Aneurysmal bone cysts are benign but locally aggressive lesions that can appear with variable local behavior. They require surgical intervention. Different surgical modalities have been reported for management of aneurysmal bone cysts. The authors have published their four-step approach for surgical treatment: intralesional curettage through a wide cortical window; cauterization of the cyst wall with use of electrocautery and additional exploration of the cyst wall for subtle crevices or pockets of residual tissue; thinning of the cyst wall with use of a high-speed burr; and administration of adjuvant therapy, such as phenol (5%) or hydrogen peroxide solution, for a recurrent or locally aggressive cyst5. Care must be taken to avoid injury to an open physis. Bone-grafting can consist of autograft, allograft, bone substitutes, or a combination of these5.

The most important step in the treatment of aneurysmal bone cyst is an accurate diagnosis and understanding of the natural history of the lesion. Intraoperative frozen-section analysis with histological confirmation of the diagnosis is the initial part of the procedure.

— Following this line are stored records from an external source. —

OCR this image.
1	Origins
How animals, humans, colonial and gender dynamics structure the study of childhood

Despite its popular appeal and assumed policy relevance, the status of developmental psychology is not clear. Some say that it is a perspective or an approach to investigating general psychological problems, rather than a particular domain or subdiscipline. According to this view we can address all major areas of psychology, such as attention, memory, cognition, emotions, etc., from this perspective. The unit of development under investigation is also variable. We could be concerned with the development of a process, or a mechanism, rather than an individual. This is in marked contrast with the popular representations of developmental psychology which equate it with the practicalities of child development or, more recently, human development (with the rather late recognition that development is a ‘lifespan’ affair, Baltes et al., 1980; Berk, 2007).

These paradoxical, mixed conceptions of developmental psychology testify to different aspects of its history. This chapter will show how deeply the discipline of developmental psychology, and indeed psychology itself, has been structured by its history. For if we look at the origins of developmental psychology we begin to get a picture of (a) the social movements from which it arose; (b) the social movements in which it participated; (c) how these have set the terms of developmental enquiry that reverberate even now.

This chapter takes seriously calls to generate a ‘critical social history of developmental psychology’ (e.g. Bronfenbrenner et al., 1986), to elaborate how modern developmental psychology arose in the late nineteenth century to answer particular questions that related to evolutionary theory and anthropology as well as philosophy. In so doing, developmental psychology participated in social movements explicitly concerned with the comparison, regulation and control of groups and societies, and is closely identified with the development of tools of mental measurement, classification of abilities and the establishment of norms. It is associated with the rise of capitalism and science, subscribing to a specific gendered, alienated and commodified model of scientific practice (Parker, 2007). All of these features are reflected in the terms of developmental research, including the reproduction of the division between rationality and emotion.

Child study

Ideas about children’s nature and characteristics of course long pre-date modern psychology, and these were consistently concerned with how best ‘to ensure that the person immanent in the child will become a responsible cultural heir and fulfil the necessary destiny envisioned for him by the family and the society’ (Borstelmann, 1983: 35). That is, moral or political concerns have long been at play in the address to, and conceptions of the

The diagnosis will guide the physician not only in choosing the treatment but also in making the prognosis. Magnetic resonance imaging is occasionally helpful, and a histological examination for confirmation is essential.

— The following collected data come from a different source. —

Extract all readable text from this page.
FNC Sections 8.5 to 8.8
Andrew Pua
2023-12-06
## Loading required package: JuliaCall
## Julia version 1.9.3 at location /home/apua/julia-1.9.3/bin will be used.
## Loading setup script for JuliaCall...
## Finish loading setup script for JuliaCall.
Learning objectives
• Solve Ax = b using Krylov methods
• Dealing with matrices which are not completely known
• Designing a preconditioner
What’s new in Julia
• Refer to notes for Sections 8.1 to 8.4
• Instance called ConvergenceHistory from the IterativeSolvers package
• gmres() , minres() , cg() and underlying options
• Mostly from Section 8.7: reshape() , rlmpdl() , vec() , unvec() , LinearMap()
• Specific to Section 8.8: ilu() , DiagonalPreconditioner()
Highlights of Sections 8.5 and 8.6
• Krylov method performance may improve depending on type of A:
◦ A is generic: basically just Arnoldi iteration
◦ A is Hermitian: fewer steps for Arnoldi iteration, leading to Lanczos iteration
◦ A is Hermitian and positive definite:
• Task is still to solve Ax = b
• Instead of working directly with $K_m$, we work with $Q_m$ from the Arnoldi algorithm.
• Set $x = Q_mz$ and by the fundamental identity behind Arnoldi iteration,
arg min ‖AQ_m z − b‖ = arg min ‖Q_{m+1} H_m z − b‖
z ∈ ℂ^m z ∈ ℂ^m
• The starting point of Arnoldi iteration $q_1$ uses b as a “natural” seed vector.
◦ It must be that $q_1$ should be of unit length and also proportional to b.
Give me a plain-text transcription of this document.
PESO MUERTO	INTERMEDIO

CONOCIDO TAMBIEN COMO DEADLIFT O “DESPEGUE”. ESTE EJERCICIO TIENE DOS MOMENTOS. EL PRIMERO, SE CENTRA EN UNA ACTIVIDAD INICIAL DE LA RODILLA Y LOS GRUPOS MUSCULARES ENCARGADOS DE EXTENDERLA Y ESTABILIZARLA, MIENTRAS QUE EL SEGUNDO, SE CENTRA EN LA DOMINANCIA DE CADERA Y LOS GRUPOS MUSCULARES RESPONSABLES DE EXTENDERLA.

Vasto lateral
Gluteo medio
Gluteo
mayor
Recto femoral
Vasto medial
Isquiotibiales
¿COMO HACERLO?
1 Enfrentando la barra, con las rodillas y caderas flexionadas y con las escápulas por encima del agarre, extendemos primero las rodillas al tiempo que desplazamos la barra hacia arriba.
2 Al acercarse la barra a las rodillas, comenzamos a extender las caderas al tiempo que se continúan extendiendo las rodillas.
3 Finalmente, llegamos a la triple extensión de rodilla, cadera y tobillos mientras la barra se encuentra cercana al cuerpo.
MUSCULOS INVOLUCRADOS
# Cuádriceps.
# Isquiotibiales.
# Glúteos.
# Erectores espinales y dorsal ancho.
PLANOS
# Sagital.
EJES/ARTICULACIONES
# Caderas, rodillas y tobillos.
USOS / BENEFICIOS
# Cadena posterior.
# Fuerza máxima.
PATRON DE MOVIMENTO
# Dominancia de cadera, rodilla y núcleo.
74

Reports of overall postsurgical recurrence rates vary widely, ranging from 10% to 59% after various surgical removal techniques5,6. Results with regard to age-based recurrence in children have been also reported5. In 1970, Biesecker et al. reported a trend for a higher recurrence rate in children who were younger than fifteen years in comparison with the rate seen in older patients7. Freiberg at al. reported recurrences after surgical treatment of aneurysmal bone cyst in five of seven children who were ten years or younger4. In 1999, Gibbs et al. reported a higher recurrence rate of aneurysmal bone cyst in children who were ten years of age or younger compared with patients who ranged in age from eleven to fifty-eight years6. {In 2004, the senior author (J.P.D.) reported persistence or recurrence of primary aneurysmal bone cyst in three of thirteen children who were ten years of age or younger and in five of thirty-two children who were older than ten years5. The recurrence rate for aneurysmal bone cyst in children who were younger than ten years was lower in that study than in previous studies, and the cure rate was 82% after the initial surgery with use of the above-mentioned technique5.

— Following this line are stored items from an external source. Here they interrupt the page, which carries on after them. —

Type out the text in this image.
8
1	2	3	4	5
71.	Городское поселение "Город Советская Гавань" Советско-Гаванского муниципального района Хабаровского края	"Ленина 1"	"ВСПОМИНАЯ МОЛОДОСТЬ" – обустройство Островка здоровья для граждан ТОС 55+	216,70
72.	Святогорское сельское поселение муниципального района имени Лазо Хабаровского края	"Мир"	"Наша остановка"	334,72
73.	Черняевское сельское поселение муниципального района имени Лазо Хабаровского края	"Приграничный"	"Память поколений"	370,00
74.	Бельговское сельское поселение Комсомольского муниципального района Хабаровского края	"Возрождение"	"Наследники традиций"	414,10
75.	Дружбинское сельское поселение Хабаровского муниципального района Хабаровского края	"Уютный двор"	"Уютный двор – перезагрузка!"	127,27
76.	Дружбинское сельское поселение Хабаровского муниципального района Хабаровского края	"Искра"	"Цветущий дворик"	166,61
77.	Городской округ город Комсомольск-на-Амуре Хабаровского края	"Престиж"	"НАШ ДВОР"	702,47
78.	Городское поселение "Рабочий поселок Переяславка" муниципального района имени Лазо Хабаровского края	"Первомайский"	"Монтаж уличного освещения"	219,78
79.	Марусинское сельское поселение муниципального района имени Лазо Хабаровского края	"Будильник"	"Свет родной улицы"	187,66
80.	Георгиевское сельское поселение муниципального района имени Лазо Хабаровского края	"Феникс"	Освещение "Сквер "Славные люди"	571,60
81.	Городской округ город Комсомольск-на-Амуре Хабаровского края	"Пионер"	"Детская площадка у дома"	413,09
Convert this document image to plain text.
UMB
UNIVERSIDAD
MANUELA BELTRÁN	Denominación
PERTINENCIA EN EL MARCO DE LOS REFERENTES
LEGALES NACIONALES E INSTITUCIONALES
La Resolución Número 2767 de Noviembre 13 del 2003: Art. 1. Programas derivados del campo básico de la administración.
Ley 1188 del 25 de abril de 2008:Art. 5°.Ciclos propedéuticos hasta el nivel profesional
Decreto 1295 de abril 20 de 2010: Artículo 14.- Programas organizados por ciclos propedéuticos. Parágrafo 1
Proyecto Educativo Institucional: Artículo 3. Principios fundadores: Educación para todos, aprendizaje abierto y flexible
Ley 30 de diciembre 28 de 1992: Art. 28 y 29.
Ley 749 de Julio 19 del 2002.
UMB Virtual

*The authors did not receive any outside funding or grants in support of their research for or preparation of this work. Neither they nor a member of their immediate families received payments or other benefits or a commitment or agreement to provide such benefits from a commercial entity. No commercial entity paid or directed, or agreed to pay or direct, any benefits to any research fund, foundation, division, center, clinical practice, or other charitable or nonprofit organization with which the authors, or a member of their immediate families, are affiliated or associated.

References

1. Dormans JP, Pill SG. Fractures through bone cysts: unicameral bone cysts, aneurysmal bone cysts, fibrous cortical defects, and nonossifying fibromas. Instr Course Lect. 2002;51:457-67.
2. Woertler K, Brinkschmidt C. Imaging features of subperiosteal aneurysmal bone cyst. Acta Radiol. 2002;43;336-9.
3. Sullivan RJ, Meyer JS, Dormans JP, Davidson RS. Diagnosing aneurysmal and unicameral bone cysts with magnetic resonance imaging. Clin Orthop Relat Res. 1999;366:186-90.
4. Freiberg AA, Loder RT, Heidelberger KP, Hensinger RN. Aneurysmal bone cyst in young children. J Pediatr Orthop. 1994;14:86-9.
5. Dormans JP, Hanna BG, Johnston DR, Khurana JS. Surgical treatment and recurrence rate of aneurysmal bone cysts in children. Clin Orthop Relat Res. 2004;421:205-11.
6. Gibbs CP Jr, Hefele MC, Peabody TD, Montaq AG, Aithal V, Simon MA. Aneurysmal bone cyst of the extremities. Factors related to local recurrence after curettage with a high-speed burr. J Bone Joint Surg Am. 1999;81:1671-8.
7. Biesecker JL, Marcove RC, Huvos AG, Mike V. Aneurysmal bone cysts. A clinicopathologic study of 66 cases. Cancer. 1970;26:615-25.